You are right, Tensor lhs[0] is one dimensional, but to answer you question first let me show what is going on under the hood. TensorContainer does not override the [] operator, instead it uses the one from the parent (which is Tensor), more precisely the following one is called:
MSHADOW_XINLINE Tensor<Device, kSubdim, DType> operator[](index_t idx) const {
return Tensor<Device, kSubdim, DType>(dptr_ + this->MemSize<1>() * idx,
shape_.SubShape(), stride_, stream_);
}
As can be seen it creates a new Tensor on a stack. And while for the most of the cases it will create generic N-dimensional Tensor, here for the 1-dimensional case it will create a special 1-dimensional Tensor.

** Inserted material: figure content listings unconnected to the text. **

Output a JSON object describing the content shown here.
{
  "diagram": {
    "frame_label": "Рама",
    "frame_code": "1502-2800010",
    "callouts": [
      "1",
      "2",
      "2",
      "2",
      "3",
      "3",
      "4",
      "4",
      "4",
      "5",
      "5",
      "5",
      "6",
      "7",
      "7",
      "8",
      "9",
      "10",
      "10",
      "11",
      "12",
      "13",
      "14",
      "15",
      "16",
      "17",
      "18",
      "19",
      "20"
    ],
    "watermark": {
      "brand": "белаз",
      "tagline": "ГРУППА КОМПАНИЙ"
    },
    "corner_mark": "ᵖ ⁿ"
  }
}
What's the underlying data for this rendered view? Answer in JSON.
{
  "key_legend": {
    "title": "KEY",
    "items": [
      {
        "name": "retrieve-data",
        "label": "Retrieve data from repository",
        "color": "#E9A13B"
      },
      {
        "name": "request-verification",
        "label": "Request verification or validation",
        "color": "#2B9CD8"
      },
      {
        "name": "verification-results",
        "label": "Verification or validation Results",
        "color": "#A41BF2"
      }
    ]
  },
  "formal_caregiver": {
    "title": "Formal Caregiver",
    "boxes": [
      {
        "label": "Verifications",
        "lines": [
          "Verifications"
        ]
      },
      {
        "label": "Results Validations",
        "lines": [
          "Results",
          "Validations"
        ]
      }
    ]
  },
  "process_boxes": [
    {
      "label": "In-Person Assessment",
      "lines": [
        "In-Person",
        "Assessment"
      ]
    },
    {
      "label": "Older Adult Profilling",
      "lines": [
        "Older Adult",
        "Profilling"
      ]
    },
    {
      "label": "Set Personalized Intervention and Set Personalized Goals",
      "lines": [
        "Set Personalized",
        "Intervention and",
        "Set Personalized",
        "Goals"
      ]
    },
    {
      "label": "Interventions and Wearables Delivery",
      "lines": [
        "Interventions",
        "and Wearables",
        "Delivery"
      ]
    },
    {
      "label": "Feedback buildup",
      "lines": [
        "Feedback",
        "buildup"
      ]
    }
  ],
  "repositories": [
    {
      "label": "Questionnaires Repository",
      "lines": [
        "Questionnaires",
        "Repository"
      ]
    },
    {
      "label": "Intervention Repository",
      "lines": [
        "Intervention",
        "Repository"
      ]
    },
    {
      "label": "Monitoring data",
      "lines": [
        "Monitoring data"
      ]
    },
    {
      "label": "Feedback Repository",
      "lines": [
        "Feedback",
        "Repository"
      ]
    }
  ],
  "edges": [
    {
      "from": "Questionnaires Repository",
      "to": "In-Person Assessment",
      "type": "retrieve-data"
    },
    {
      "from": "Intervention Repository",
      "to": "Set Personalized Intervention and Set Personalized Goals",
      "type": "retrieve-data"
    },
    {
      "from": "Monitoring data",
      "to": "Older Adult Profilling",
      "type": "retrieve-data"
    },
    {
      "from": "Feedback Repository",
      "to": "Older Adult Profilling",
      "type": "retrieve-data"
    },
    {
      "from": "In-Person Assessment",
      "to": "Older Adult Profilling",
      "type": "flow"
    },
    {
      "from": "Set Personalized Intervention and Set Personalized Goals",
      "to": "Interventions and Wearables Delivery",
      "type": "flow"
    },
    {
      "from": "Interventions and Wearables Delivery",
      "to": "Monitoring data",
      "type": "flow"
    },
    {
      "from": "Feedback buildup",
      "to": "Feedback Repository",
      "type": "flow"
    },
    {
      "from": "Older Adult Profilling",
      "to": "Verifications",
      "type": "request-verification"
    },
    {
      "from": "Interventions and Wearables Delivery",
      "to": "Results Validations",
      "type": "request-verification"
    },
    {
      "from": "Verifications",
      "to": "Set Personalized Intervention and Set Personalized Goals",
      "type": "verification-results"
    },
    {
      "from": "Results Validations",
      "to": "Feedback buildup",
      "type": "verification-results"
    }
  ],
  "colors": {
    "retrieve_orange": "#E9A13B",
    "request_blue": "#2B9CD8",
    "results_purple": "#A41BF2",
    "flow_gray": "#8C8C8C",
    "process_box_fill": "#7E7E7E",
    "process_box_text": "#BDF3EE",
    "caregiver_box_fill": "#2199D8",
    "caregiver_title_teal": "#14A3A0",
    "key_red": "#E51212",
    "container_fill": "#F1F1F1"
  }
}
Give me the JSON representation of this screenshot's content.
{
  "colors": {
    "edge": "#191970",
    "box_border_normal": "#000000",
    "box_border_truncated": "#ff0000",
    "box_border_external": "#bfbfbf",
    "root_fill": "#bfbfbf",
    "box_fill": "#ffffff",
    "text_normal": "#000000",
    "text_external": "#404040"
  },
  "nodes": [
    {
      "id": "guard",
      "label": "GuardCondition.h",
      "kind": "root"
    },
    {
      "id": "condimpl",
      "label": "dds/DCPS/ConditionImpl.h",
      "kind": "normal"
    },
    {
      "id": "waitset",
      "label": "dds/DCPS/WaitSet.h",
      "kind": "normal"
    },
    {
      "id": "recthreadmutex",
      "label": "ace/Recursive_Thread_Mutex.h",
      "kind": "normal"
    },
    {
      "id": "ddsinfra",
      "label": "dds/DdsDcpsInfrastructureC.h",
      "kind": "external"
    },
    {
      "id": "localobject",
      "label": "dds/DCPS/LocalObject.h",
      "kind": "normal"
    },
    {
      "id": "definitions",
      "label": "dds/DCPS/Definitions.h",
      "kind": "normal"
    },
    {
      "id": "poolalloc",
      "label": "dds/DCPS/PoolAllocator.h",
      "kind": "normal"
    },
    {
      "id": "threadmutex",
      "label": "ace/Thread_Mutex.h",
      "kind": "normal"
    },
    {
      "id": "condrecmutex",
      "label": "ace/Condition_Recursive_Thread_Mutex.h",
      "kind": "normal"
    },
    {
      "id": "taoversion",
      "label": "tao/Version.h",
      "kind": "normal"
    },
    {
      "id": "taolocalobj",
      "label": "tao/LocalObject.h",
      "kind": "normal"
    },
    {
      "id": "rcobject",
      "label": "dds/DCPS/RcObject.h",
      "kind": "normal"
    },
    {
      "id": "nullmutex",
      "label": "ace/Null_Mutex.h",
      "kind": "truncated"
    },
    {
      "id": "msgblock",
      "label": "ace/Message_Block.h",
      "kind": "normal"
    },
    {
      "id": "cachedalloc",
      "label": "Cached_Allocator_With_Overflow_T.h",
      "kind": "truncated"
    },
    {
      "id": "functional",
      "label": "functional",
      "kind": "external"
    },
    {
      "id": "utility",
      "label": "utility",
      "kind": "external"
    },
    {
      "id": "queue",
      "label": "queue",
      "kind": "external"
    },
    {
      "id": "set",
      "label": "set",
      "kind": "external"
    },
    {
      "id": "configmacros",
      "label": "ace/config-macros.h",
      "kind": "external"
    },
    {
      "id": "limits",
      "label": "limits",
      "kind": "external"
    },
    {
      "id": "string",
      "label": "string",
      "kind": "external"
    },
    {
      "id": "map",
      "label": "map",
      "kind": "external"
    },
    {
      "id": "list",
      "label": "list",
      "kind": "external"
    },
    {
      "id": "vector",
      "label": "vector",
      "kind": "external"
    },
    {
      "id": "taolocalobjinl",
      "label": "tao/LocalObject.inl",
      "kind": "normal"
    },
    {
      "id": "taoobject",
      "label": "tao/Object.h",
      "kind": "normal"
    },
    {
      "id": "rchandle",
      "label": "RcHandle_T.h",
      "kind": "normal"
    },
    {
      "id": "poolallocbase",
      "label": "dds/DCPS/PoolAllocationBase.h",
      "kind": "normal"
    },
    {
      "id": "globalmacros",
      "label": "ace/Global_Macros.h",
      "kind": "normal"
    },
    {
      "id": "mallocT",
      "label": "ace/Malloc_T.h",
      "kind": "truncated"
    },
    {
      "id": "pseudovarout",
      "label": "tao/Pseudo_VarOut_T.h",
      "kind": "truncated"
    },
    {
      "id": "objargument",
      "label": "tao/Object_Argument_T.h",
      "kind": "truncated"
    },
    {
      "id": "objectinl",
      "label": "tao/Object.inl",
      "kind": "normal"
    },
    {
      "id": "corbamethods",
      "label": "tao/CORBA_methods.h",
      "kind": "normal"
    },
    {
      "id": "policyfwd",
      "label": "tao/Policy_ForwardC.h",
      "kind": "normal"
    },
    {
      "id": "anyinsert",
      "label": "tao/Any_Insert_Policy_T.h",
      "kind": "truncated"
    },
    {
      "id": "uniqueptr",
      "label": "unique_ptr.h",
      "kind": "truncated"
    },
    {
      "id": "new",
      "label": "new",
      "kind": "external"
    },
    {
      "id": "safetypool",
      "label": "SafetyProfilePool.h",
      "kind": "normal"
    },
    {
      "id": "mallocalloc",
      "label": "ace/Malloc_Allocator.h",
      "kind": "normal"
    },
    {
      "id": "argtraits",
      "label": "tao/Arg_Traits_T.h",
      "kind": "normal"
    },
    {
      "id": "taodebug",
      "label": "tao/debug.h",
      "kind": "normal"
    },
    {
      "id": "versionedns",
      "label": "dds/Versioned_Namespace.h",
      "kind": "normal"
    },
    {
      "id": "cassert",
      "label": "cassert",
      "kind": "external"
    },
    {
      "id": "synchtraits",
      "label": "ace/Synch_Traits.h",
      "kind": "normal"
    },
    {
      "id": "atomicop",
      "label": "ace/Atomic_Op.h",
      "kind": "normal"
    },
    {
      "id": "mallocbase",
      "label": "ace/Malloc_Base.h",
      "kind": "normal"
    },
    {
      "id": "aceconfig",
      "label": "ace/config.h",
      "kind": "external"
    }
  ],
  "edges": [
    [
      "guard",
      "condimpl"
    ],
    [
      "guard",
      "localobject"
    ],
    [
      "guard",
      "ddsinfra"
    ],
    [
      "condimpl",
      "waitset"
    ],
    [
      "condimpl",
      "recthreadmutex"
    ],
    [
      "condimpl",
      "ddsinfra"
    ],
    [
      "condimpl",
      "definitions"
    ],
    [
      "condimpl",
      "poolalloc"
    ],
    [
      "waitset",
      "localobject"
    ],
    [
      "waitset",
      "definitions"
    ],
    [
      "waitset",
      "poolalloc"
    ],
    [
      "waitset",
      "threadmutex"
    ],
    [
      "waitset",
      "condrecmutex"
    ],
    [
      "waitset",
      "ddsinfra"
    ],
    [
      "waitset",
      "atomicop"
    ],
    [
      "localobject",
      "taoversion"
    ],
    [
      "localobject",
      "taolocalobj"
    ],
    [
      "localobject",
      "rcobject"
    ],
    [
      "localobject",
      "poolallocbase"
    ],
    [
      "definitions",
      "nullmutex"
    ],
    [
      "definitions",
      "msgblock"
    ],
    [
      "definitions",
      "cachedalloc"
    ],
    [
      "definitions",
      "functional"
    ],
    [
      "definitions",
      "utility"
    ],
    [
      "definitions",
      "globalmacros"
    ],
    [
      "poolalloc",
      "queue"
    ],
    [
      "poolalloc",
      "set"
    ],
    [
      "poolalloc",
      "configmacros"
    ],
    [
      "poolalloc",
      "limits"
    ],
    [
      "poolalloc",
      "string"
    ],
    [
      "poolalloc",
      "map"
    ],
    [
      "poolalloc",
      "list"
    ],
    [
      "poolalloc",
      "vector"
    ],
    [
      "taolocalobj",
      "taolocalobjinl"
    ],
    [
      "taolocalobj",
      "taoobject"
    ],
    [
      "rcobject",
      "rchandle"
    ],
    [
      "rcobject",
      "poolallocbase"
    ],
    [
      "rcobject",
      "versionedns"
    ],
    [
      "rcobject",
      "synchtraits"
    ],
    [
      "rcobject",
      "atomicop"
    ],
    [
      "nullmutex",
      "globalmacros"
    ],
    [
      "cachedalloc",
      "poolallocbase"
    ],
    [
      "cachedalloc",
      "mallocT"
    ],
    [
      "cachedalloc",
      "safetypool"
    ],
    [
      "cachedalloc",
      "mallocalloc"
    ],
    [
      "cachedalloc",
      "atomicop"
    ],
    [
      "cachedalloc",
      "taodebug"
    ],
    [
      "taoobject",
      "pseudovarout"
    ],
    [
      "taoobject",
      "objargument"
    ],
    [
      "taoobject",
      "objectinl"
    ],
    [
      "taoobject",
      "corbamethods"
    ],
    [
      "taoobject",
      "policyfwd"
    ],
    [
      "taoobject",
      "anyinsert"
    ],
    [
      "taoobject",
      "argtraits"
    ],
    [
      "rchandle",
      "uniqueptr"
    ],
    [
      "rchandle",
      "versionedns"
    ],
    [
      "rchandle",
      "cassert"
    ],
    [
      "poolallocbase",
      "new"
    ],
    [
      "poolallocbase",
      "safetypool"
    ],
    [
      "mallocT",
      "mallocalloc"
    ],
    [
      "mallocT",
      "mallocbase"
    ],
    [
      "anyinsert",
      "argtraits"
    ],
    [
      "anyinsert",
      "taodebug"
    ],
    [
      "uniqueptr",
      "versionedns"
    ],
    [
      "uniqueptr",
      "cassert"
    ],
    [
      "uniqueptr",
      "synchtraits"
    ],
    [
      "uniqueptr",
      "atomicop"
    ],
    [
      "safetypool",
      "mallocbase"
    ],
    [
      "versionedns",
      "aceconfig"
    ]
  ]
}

Now ,when we have established what exactly is returned by the operator [], let's look on the fields of that class:
DType *dptr_;
Shape<1> shape_;
index_t stride_;
As can be seen the shape_ here has only 1 dimension! so there is no shape_1, instead by calling shape_1 it will return stride_(or part of it). Here is the modification to the Tensor constructor that you can try to run and see what is actually going on there:
MSHADOW_XINLINE Tensor(DType *dptr, Shape<1> shape,
index_t stride, Stream<Device> *stream)
: dptr_(dptr), shape_(shape), stride_(stride), stream_(stream) {
std::cout << "shape[0]: " << shape[0] << std::endl; // 3
std::cout << "shape[1]: " << shape[1] << std::endl; // 0, as expected
std::cout << "_shape[0]: " << shape_[0] << std::endl; // 3, as expected
std::cout << "_shape[1]: " << shape_[1] << std::endl; // garbage (4)
std::cout << "address of _shape[1]: " << &(shape_[1]) << std::endl;
std::cout << "address of stride: " << &(stride_) << std::endl;
}
and the output:
shape[0]: 3
shape[1]: 0
_shape[0]: 3
_shape[1]: 4
address of _shape[1]: 0x7fffa28ec44c
address of stride: 0x7fffa28ec44c
_shape1 and stride have both the same address (0x7fffa28ec44c).